Long-term expansion: ZK-EVM and blobs

For the long term, Ethereum’s scaling strategy revolves around two components: ZK-EVM and data blobs.

Increasing blob throughput with PeerDAS

Ethereum will continue optimizing PeerDAS, aiming for a capacity of around 8 MB of data per second. The goal is not to become a global data layer but to meet the specific needs of the Ethereum ecosystem.

Currently, blobs mainly serve Layer 2 solutions. In the future, Ethereum block data could be directly stored in blobs. Combined with ZK-SNARK proofs, this allows validators to verify data validity and availability without downloading and re-executing the entire chain—an essential step toward supporting a “hyperscaled” Ethereum.

Deployment roadmap for ZK-EVM

Buterin proposes a phased approach to increase confidence in ZK-EVM:

By 2026, client implementations enabling network participation as attesters based on ZK-EVM will emerge. However, the system will not yet be fully secure for the entire network to rely on. An acceptance threshold of around 5% of the network operating in this mode is considered acceptable.

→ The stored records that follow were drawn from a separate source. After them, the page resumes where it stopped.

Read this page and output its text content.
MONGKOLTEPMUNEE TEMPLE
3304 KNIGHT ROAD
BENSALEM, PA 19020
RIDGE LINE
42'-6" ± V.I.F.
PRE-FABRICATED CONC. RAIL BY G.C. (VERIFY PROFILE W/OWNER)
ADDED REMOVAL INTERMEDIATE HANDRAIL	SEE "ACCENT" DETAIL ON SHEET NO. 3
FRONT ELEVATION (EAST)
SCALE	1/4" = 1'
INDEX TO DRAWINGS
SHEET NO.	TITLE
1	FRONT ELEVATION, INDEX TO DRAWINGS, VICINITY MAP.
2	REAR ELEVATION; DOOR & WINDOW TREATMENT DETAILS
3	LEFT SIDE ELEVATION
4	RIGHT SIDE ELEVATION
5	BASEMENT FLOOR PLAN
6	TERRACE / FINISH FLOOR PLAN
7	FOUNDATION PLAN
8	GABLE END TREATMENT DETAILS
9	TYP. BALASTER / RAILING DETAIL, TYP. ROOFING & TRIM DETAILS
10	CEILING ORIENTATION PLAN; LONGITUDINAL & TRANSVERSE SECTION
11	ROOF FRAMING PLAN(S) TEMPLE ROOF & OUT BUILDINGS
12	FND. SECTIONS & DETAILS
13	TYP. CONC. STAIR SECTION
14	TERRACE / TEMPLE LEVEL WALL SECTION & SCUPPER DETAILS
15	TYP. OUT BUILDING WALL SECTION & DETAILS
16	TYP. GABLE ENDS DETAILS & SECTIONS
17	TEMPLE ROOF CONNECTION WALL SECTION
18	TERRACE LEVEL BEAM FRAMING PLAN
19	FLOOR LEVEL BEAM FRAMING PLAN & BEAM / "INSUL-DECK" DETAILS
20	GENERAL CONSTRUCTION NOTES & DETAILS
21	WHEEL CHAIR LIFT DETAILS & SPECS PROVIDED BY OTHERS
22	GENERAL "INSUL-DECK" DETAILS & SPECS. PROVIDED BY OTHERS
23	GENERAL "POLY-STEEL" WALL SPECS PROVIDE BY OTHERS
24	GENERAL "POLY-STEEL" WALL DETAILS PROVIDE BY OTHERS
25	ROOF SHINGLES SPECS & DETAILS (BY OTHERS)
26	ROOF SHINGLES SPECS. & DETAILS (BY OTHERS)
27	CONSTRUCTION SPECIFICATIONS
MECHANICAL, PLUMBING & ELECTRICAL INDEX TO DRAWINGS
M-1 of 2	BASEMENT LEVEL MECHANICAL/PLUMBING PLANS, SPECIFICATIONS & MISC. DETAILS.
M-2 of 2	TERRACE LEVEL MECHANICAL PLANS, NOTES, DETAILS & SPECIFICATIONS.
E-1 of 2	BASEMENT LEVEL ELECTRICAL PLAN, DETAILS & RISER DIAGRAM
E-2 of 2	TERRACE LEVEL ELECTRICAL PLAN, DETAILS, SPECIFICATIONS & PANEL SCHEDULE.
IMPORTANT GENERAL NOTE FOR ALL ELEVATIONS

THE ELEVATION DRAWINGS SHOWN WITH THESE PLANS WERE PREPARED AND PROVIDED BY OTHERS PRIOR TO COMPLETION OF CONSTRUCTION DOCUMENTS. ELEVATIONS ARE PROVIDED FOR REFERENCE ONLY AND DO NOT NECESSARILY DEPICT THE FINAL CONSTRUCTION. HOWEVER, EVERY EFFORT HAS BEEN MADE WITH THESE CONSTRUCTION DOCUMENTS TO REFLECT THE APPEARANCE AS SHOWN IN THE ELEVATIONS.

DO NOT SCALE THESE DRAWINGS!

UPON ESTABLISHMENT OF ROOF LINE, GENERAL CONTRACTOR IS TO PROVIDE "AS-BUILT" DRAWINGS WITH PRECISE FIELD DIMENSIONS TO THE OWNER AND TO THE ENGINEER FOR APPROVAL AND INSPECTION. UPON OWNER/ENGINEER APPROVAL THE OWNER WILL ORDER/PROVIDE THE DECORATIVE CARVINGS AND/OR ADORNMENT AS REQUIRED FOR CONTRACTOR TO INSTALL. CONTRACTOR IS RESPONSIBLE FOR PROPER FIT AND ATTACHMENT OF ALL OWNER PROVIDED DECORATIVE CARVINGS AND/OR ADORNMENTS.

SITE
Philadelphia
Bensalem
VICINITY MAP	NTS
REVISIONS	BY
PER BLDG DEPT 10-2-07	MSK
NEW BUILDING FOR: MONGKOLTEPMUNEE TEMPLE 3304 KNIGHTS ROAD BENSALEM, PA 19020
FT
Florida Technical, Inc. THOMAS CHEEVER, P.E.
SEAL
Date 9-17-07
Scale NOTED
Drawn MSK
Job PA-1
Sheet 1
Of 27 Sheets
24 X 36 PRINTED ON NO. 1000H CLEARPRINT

By 2027, Ethereum will recommend a higher percentage (e.g., 20%) of validators using ZK-EVM, along with increased formal verification efforts to strengthen security. Even if only 20% of the network adopts ZK-EVM, the overall gas limit can increase significantly, as solo stakers—who make up less than 20%—will have a lower-cost validation pathway.

Once the system matures, Ethereum will transition to a “3-of-5 mandatory proving” model, where a block is valid only if it contains at least 3 out of 5 different proof types from various verification systems. At this stage, most nodes (except index nodes) will rely on ZK-EVM proofs rather than re-executing the entire block.

Simultaneously, ZK-EVM will continue to be optimized and formally verified at the highest levels. More profound changes to the virtual machine, including potential architecture shifts like RISC-V, may also be considered in the future.

Moving toward a sustainable hyperscale Ethereum

Overall, Buterin’s roadmap aims not only to increase throughput but also to balance execution expansion with control over state growth—key factors for maintaining decentralization.

This strategy indicates Ethereum is gradually progressing toward a “hyperscale” model based on cryptographic proofs and resource separation, rather than simply raising gas limits like traditional chains.